After a heart attack, physicians often monitor the number of white blood cells in order to understand the likelihood of the patient’s survival—patients with high white blood cell counts (more than 7,000 cells per cubed millimeter of blood) are nearly twice as likely to experience another heart attack or other potentially life-threatening complications, such as a stroke or irregular heart beat. 

Additionally, the excess white blood cells can turn away from the blockage site, travel to different parts of the circulatory system, and create new plaques.

 While these white blood cells only live a matter of days, the damage they inflict can be lasting; one out of every two survivors will have a second heart attack or further coronary complications within a year of their first heart attack.

 However, Nahrendorf said, simply shutting off the CRR2 gene isn’t the answer; CCR2 helps direct cells from the bone marrow and spleen to the blockage site in the heart.

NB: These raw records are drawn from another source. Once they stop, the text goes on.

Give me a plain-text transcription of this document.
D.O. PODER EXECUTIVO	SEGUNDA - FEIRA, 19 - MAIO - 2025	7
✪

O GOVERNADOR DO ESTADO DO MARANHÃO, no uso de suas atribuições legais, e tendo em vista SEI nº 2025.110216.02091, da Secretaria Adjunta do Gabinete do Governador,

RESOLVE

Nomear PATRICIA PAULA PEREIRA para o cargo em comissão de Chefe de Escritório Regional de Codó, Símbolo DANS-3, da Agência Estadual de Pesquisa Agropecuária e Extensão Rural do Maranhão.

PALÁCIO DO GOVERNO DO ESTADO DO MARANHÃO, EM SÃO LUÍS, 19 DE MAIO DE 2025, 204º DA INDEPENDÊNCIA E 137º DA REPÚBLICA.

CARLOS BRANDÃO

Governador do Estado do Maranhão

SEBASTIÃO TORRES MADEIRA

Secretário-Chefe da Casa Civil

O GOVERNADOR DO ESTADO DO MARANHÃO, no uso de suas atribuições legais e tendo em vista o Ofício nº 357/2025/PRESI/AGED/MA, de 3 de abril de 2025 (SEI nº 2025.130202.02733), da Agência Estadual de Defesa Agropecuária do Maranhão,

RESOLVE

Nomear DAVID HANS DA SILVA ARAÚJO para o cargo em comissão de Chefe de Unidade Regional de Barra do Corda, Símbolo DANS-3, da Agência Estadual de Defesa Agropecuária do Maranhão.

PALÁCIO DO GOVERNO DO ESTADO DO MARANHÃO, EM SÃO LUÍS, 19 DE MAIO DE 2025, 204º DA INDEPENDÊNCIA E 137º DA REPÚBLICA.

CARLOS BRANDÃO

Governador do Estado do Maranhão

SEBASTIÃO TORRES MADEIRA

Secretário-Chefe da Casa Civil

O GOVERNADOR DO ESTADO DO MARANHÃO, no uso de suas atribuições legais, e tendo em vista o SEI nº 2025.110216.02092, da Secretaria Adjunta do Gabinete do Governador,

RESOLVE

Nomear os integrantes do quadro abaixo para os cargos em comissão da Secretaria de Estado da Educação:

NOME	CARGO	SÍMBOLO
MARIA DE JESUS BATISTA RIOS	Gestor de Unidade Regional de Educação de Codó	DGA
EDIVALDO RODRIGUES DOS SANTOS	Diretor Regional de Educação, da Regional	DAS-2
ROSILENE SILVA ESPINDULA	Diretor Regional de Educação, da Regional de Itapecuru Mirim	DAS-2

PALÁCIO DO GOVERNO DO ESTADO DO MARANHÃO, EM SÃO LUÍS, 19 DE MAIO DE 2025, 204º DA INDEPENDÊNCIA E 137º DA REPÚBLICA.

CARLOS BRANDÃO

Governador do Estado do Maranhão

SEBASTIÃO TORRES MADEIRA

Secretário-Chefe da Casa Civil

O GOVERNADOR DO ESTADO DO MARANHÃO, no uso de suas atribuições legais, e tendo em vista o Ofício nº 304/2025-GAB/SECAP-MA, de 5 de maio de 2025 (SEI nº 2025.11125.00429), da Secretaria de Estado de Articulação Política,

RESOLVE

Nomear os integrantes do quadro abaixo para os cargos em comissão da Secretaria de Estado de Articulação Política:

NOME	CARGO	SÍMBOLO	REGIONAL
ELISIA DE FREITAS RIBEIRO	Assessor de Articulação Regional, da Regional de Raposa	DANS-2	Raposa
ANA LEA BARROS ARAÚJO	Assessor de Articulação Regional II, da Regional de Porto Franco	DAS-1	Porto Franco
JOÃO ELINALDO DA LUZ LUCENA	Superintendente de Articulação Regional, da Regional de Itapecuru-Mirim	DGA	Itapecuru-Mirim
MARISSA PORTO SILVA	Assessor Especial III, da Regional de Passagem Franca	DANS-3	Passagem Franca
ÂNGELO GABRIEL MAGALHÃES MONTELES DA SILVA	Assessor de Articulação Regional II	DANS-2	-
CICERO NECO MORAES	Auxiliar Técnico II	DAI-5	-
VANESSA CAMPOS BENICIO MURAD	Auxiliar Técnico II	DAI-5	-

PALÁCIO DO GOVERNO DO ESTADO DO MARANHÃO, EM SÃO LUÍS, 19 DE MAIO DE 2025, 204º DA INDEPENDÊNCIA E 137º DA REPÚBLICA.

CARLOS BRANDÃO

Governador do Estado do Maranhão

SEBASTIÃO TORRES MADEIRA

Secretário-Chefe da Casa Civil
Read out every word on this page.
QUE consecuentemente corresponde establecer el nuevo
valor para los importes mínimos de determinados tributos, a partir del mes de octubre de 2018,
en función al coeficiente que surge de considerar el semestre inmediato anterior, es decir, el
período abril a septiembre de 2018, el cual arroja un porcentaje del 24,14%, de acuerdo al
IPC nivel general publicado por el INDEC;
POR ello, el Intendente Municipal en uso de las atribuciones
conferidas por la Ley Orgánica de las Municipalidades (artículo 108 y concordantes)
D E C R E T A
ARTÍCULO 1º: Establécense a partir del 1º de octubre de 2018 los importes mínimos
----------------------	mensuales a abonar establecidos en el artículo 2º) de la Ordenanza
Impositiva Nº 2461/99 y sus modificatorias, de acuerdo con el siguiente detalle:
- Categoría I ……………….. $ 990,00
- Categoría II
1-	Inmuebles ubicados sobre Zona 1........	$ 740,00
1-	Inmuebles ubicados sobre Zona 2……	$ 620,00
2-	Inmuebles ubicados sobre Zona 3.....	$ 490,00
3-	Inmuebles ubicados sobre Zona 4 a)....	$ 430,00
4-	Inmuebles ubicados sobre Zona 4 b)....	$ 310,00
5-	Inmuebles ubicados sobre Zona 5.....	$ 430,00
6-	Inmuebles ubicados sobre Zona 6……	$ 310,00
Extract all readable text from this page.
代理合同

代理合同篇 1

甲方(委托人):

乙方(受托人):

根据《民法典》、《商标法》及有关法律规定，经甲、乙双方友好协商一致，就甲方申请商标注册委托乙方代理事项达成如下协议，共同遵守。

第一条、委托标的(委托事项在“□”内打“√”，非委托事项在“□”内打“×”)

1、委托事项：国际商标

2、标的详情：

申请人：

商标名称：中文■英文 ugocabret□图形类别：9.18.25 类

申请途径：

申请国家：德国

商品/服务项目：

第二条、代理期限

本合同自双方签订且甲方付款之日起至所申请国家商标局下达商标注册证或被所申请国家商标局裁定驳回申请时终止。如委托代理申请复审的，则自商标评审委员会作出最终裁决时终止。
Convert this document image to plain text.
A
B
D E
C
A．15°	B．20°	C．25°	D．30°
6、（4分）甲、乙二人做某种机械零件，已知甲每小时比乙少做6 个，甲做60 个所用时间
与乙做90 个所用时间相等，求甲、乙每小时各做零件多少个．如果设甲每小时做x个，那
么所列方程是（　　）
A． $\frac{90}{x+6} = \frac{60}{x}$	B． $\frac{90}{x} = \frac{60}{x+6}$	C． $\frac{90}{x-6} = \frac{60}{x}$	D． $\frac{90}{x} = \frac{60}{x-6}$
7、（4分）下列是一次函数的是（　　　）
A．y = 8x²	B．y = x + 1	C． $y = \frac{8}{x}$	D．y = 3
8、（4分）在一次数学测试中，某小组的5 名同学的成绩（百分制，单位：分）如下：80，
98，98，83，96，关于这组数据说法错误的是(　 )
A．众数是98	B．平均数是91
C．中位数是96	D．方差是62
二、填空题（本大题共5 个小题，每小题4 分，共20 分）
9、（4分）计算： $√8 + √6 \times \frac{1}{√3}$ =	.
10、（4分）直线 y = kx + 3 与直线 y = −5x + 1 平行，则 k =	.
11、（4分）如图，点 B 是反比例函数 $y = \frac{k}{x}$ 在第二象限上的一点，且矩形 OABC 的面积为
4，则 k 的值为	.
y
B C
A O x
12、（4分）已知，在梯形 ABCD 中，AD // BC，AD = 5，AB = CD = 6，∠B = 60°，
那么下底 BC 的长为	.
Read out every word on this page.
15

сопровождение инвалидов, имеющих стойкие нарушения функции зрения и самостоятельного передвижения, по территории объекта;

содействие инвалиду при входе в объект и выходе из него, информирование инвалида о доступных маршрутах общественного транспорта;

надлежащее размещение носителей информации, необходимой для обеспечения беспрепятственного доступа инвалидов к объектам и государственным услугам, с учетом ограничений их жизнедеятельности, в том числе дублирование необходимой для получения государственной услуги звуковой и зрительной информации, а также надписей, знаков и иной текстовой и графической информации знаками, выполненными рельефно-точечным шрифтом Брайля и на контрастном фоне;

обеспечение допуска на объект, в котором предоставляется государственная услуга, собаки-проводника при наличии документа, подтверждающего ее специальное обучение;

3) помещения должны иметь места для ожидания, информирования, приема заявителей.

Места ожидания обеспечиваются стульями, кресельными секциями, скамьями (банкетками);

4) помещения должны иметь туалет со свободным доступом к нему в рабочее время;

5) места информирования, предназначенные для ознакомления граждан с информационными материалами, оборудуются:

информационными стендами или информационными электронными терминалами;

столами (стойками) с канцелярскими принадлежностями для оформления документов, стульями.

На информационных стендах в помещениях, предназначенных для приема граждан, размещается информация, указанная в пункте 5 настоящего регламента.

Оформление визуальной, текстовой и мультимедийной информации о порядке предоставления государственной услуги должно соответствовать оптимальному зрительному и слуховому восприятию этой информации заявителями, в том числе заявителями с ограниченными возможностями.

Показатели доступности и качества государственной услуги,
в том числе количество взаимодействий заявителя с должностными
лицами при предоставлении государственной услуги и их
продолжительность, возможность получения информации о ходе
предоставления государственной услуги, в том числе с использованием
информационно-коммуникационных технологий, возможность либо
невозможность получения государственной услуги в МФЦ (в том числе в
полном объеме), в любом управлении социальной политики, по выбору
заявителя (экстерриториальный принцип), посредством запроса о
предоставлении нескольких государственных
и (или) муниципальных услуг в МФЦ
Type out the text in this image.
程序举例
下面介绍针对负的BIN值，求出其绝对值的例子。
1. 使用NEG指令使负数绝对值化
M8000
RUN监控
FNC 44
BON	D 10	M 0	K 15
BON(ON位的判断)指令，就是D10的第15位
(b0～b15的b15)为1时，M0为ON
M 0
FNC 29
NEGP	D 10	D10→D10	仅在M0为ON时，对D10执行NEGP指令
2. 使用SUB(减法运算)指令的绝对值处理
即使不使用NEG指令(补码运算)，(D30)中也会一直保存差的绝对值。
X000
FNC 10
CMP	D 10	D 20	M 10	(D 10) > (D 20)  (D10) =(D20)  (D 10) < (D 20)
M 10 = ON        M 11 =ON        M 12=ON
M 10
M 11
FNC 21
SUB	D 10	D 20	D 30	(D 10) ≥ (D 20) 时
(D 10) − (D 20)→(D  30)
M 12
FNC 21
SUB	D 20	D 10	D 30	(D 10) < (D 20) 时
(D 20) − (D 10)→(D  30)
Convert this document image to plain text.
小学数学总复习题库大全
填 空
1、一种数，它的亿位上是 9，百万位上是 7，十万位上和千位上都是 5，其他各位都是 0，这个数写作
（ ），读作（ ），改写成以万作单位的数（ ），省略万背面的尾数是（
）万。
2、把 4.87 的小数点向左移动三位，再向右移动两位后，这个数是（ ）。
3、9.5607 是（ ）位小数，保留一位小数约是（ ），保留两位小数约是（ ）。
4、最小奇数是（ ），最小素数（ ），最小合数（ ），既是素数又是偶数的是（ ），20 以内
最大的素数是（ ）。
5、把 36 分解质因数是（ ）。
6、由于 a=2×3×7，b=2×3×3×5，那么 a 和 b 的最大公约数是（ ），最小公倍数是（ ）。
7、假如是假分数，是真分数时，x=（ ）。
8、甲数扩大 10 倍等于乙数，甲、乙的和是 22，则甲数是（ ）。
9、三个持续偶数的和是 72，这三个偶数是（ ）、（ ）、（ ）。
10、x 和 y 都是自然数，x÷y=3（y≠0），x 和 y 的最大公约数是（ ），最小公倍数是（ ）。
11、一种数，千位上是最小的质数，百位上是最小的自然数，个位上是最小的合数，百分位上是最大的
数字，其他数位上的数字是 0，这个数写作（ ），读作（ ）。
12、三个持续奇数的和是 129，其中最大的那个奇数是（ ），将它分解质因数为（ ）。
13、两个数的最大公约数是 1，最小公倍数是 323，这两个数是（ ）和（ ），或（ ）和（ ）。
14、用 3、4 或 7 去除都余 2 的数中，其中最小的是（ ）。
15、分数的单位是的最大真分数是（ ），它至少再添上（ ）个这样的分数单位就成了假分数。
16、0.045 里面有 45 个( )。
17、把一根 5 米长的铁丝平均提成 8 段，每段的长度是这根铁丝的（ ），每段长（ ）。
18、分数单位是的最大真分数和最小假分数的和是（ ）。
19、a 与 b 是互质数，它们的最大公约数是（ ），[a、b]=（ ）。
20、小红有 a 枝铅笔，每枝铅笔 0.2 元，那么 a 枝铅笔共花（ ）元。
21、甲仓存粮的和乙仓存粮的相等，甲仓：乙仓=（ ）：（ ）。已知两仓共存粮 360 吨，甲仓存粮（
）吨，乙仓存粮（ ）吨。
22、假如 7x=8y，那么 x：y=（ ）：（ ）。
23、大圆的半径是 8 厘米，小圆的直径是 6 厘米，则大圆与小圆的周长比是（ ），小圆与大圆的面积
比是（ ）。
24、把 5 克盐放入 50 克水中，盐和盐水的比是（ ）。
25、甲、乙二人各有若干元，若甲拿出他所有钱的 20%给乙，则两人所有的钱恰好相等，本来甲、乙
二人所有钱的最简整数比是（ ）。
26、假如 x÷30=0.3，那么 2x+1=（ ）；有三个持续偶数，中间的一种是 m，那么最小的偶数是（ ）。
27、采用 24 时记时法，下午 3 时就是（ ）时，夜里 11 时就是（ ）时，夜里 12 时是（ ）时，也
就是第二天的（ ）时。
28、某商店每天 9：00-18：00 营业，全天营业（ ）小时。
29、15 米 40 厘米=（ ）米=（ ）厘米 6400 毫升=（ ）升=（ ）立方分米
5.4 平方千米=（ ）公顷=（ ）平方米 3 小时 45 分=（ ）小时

When the researchers studied heart attacks in mice that don’t have a working CCR2 gene, they found white blood cells made by other blood stem cell types couldn’t migrate out of the bone marrow.

“We believe there is a sweet spot,” Nahrendorf said. The cells needs to make enough white blood cells to repair the heart and stave off foreign bacteria, viruses, and parasites, especially if a patient is post-surgery and vulnerable to infection, but not too many that they cause more harm.

 The researchers hope that understanding the basic biology of how this system works will eventually allow them to find ways to target those specific stem cells and “dampen” their effects without completely shutting them off.